My compiler generates identical assembly for both constructs:

Code: Select all

typedef unsigned long long bb;

bb              t0(bb a1, bb b1, bb a2, bb b2, bb c)
{
    bb              a = (a1 & b1 & c) | (a2 & b2 & c);
    return a;
}
/*
; generated assembly:
PUBLIC	_t0
; Function compile flags: /Ogtpy
_TEXT	SEGMENT
_a1$ = 8						; size = 8
_b1$ = 16						; size = 8
_a2$ = 24						; size = 8
_b2$ = 32						; size = 8
_c$ = 40						; size = 8
_t0	PROC

; 5    :     bb              a = (a1 & b1 & c) | (a2 & b2 & c);

  00050	8b 44 24 04	 mov	 eax, DWORD PTR _a1$[esp-4]
  00054	8b 54 24 08	 mov	 edx, DWORD PTR _a1$[esp]
  00058	8b 4c 24 14	 mov	 ecx, DWORD PTR _a2$[esp-4]
  0005c	23 44 24 0c	 and	 eax, DWORD PTR _b1$[esp-4]
  00060	23 54 24 10	 and	 edx, DWORD PTR _b1$[esp]
  00064	23 4c 24 1c	 and	 ecx, DWORD PTR _b2$[esp-4]
  00068	56		 push	 esi
  00069	8b 74 24 1c	 mov	 esi, DWORD PTR _a2$[esp+4]
  0006d	23 74 24 24	 and	 esi, DWORD PTR _b2$[esp+4]
  00071	0b c1		 or	 eax, ecx
  00073	23 44 24 28	 and	 eax, DWORD PTR _c$[esp]
  00077	0b d6		 or	 edx, esi
  00079	23 54 24 2c	 and	 edx, DWORD PTR _c$[esp+4]

; 6    :     return a;
; 7    : }

  0007d	5e		 pop	 esi
  0007e	c3		 ret	 0
_t0	ENDP
*/
bb              t1(bb a1, bb b1, bb a2, bb b2, bb c)
{
    bb              a = c & ((a1 & b1) | (a2 & b2));
    return a;
}
/*
PUBLIC	_t1
; Function compile flags: /Ogtpy
_TEXT	SEGMENT
_a1$ = 8						; size = 8
_b1$ = 16						; size = 8
_a2$ = 24						; size = 8
_b2$ = 32						; size = 8
_c$ = 40						; size = 8
_t1	PROC

; 11   :     bb              a = c & ((a1 & b1) | (a2 & b2));

  00020	8b 44 24 04	 mov	 eax, DWORD PTR _a1$[esp-4]
  00024	8b 54 24 08	 mov	 edx, DWORD PTR _a1$[esp]
  00028	8b 4c 24 14	 mov	 ecx, DWORD PTR _a2$[esp-4]
  0002c	23 44 24 0c	 and	 eax, DWORD PTR _b1$[esp-4]
  00030	23 54 24 10	 and	 edx, DWORD PTR _b1$[esp]
  00034	23 4c 24 1c	 and	 ecx, DWORD PTR _b2$[esp-4]
  00038	56		 push	 esi
  00039	8b 74 24 1c	 mov	 esi, DWORD PTR _a2$[esp+4]
  0003d	23 74 24 24	 and	 esi, DWORD PTR _b2$[esp+4]
  00041	0b c1		 or	 eax, ecx
  00043	23 44 24 28	 and	 eax, DWORD PTR _c$[esp]
  00047	0b d6		 or	 edx, esi
  00049	23 54 24 2c	 and	 edx, DWORD PTR _c$[esp+4]

; 12   :     return a;
; 13   : }

  0004d	5e		 pop	 esi
  0004e	c3		 ret	 0
_t1	ENDP
_TEXT	ENDS
*/
bb              rbb(void)
{
    bb              a1 = rand();
    a1 <<= 31;
    a1 |= rand();
    return a1;
}
int             main(void)
{
    bb              a,
                    a1,
                    b1,
                    a2,
                    b2,
                    c;
    a1 = rbb();
    b1 = rbb();
    a2 = rbb();
    b2 = rbb();
    c = rbb();
    a = t0(a1, b1, a2, b2, c);
    printf("%llu\n ", a);
    a1 = rbb();
    b1 = rbb();
    a2 = rbb();
    b2 = rbb();
    c = rbb();
    a = t1(a1, b1, a2, b2, c);
    printf("%llu\n ", a);
    return 0;
}
{General advice, not targeted at Dr.

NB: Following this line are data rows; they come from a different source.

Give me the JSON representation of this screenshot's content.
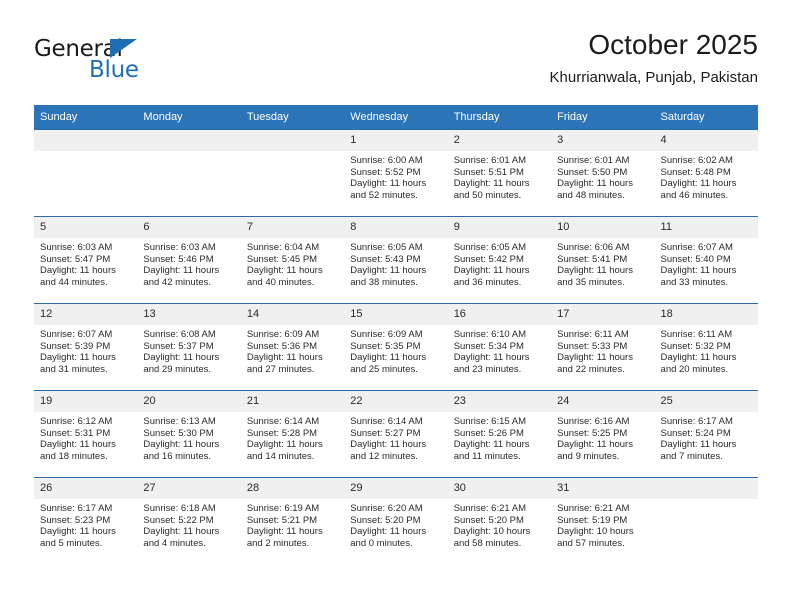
{
  "brand": {
    "name_part1": "General",
    "name_part2": "Blue",
    "triangle_color": "#1f6eb4"
  },
  "header": {
    "title": "October 2025",
    "subtitle": "Khurrianwala, Punjab, Pakistan"
  },
  "theme": {
    "header_bg": "#2b74b8",
    "grid_line": "#2b6ca8",
    "daynum_bg": "#f0f0f0"
  },
  "weekdays": [
    "Sunday",
    "Monday",
    "Tuesday",
    "Wednesday",
    "Thursday",
    "Friday",
    "Saturday"
  ],
  "weeks": [
    [
      {
        "day": "",
        "empty": true,
        "lines": []
      },
      {
        "day": "",
        "empty": true,
        "lines": []
      },
      {
        "day": "",
        "empty": true,
        "lines": []
      },
      {
        "day": "1",
        "empty": false,
        "lines": [
          "Sunrise: 6:00 AM",
          "Sunset: 5:52 PM",
          "Daylight: 11 hours",
          "and 52 minutes."
        ]
      },
      {
        "day": "2",
        "empty": false,
        "lines": [
          "Sunrise: 6:01 AM",
          "Sunset: 5:51 PM",
          "Daylight: 11 hours",
          "and 50 minutes."
        ]
      },
      {
        "day": "3",
        "empty": false,
        "lines": [
          "Sunrise: 6:01 AM",
          "Sunset: 5:50 PM",
          "Daylight: 11 hours",
          "and 48 minutes."
        ]
      },
      {
        "day": "4",
        "empty": false,
        "lines": [
          "Sunrise: 6:02 AM",
          "Sunset: 5:48 PM",
          "Daylight: 11 hours",
          "and 46 minutes."
        ]
      }
    ],
    [
      {
        "day": "5",
        "empty": false,
        "lines": [
          "Sunrise: 6:03 AM",
          "Sunset: 5:47 PM",
          "Daylight: 11 hours",
          "and 44 minutes."
        ]
      },
      {
        "day": "6",
        "empty": false,
        "lines": [
          "Sunrise: 6:03 AM",
          "Sunset: 5:46 PM",
          "Daylight: 11 hours",
          "and 42 minutes."
        ]
      },
      {
        "day": "7",
        "empty": false,
        "lines": [
          "Sunrise: 6:04 AM",
          "Sunset: 5:45 PM",
          "Daylight: 11 hours",
          "and 40 minutes."
        ]
      },
      {
        "day": "8",
        "empty": false,
        "lines": [
          "Sunrise: 6:05 AM",
          "Sunset: 5:43 PM",
          "Daylight: 11 hours",
          "and 38 minutes."
        ]
      },
      {
        "day": "9",
        "empty": false,
        "lines": [
          "Sunrise: 6:05 AM",
          "Sunset: 5:42 PM",
          "Daylight: 11 hours",
          "and 36 minutes."
        ]
      },
      {
        "day": "10",
        "empty": false,
        "lines": [
          "Sunrise: 6:06 AM",
          "Sunset: 5:41 PM",
          "Daylight: 11 hours",
          "and 35 minutes."
        ]
      },
      {
        "day": "11",
        "empty": false,
        "lines": [
          "Sunrise: 6:07 AM",
          "Sunset: 5:40 PM",
          "Daylight: 11 hours",
          "and 33 minutes."
        ]
      }
    ],
    [
      {
        "day": "12",
        "empty": false,
        "lines": [
          "Sunrise: 6:07 AM",
          "Sunset: 5:39 PM",
          "Daylight: 11 hours",
          "and 31 minutes."
        ]
      },
      {
        "day": "13",
        "empty": false,
        "lines": [
          "Sunrise: 6:08 AM",
          "Sunset: 5:37 PM",
          "Daylight: 11 hours",
          "and 29 minutes."
        ]
      },
      {
        "day": "14",
        "empty": false,
        "lines": [
          "Sunrise: 6:09 AM",
          "Sunset: 5:36 PM",
          "Daylight: 11 hours",
          "and 27 minutes."
        ]
      },
      {
        "day": "15",
        "empty": false,
        "lines": [
          "Sunrise: 6:09 AM",
          "Sunset: 5:35 PM",
          "Daylight: 11 hours",
          "and 25 minutes."
        ]
      },
      {
        "day": "16",
        "empty": false,
        "lines": [
          "Sunrise: 6:10 AM",
          "Sunset: 5:34 PM",
          "Daylight: 11 hours",
          "and 23 minutes."
        ]
      },
      {
        "day": "17",
        "empty": false,
        "lines": [
          "Sunrise: 6:11 AM",
          "Sunset: 5:33 PM",
          "Daylight: 11 hours",
          "and 22 minutes."
        ]
      },
      {
        "day": "18",
        "empty": false,
        "lines": [
          "Sunrise: 6:11 AM",
          "Sunset: 5:32 PM",
          "Daylight: 11 hours",
          "and 20 minutes."
        ]
      }
    ],
    [
      {
        "day": "19",
        "empty": false,
        "lines": [
          "Sunrise: 6:12 AM",
          "Sunset: 5:31 PM",
          "Daylight: 11 hours",
          "and 18 minutes."
        ]
      },
      {
        "day": "20",
        "empty": false,
        "lines": [
          "Sunrise: 6:13 AM",
          "Sunset: 5:30 PM",
          "Daylight: 11 hours",
          "and 16 minutes."
        ]
      },
      {
        "day": "21",
        "empty": false,
        "lines": [
          "Sunrise: 6:14 AM",
          "Sunset: 5:28 PM",
          "Daylight: 11 hours",
          "and 14 minutes."
        ]
      },
      {
        "day": "22",
        "empty": false,
        "lines": [
          "Sunrise: 6:14 AM",
          "Sunset: 5:27 PM",
          "Daylight: 11 hours",
          "and 12 minutes."
        ]
      },
      {
        "day": "23",
        "empty": false,
        "lines": [
          "Sunrise: 6:15 AM",
          "Sunset: 5:26 PM",
          "Daylight: 11 hours",
          "and 11 minutes."
        ]
      },
      {
        "day": "24",
        "empty": false,
        "lines": [
          "Sunrise: 6:16 AM",
          "Sunset: 5:25 PM",
          "Daylight: 11 hours",
          "and 9 minutes."
        ]
      },
      {
        "day": "25",
        "empty": false,
        "lines": [
          "Sunrise: 6:17 AM",
          "Sunset: 5:24 PM",
          "Daylight: 11 hours",
          "and 7 minutes."
        ]
      }
    ],
    [
      {
        "day": "26",
        "empty": false,
        "lines": [
          "Sunrise: 6:17 AM",
          "Sunset: 5:23 PM",
          "Daylight: 11 hours",
          "and 5 minutes."
        ]
      },
      {
        "day": "27",
        "empty": false,
        "lines": [
          "Sunrise: 6:18 AM",
          "Sunset: 5:22 PM",
          "Daylight: 11 hours",
          "and 4 minutes."
        ]
      },
      {
        "day": "28",
        "empty": false,
        "lines": [
          "Sunrise: 6:19 AM",
          "Sunset: 5:21 PM",
          "Daylight: 11 hours",
          "and 2 minutes."
        ]
      },
      {
        "day": "29",
        "empty": false,
        "lines": [
          "Sunrise: 6:20 AM",
          "Sunset: 5:20 PM",
          "Daylight: 11 hours",
          "and 0 minutes."
        ]
      },
      {
        "day": "30",
        "empty": false,
        "lines": [
          "Sunrise: 6:21 AM",
          "Sunset: 5:20 PM",
          "Daylight: 10 hours",
          "and 58 minutes."
        ]
      },
      {
        "day": "31",
        "empty": false,
        "lines": [
          "Sunrise: 6:21 AM",
          "Sunset: 5:19 PM",
          "Daylight: 10 hours",
          "and 57 minutes."
        ]
      },
      {
        "day": "",
        "empty": true,
        "lines": []
      }
    ]
  ]
}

Hyatt, who already knows this well}:
The first rule of optimization is:
1. DON'T DO IT.
And the second rule (for experts only) is:
2. DON'T DO IT YET.

The general idea is that we should write code that is as clear and expressive as possible. Later on, when we want to make our program faster the right way to do it is to improve the algorithm. For instance, going from something that is O(N*N) to something that is O(N*log(N)) will create an enormous speedup and bit fiddling will never create anything more than a small linear factor.

So, when we have the code as clear and expressive as possible, we profile it. After we profile it, we speed up the hot spots. We can spend weeks making a slow routine faster only to discover that it is hardly ever called and so even though it is ten times faster than before the program shaves only one second off of a one hour run. A profile will tell you where to look to improve things.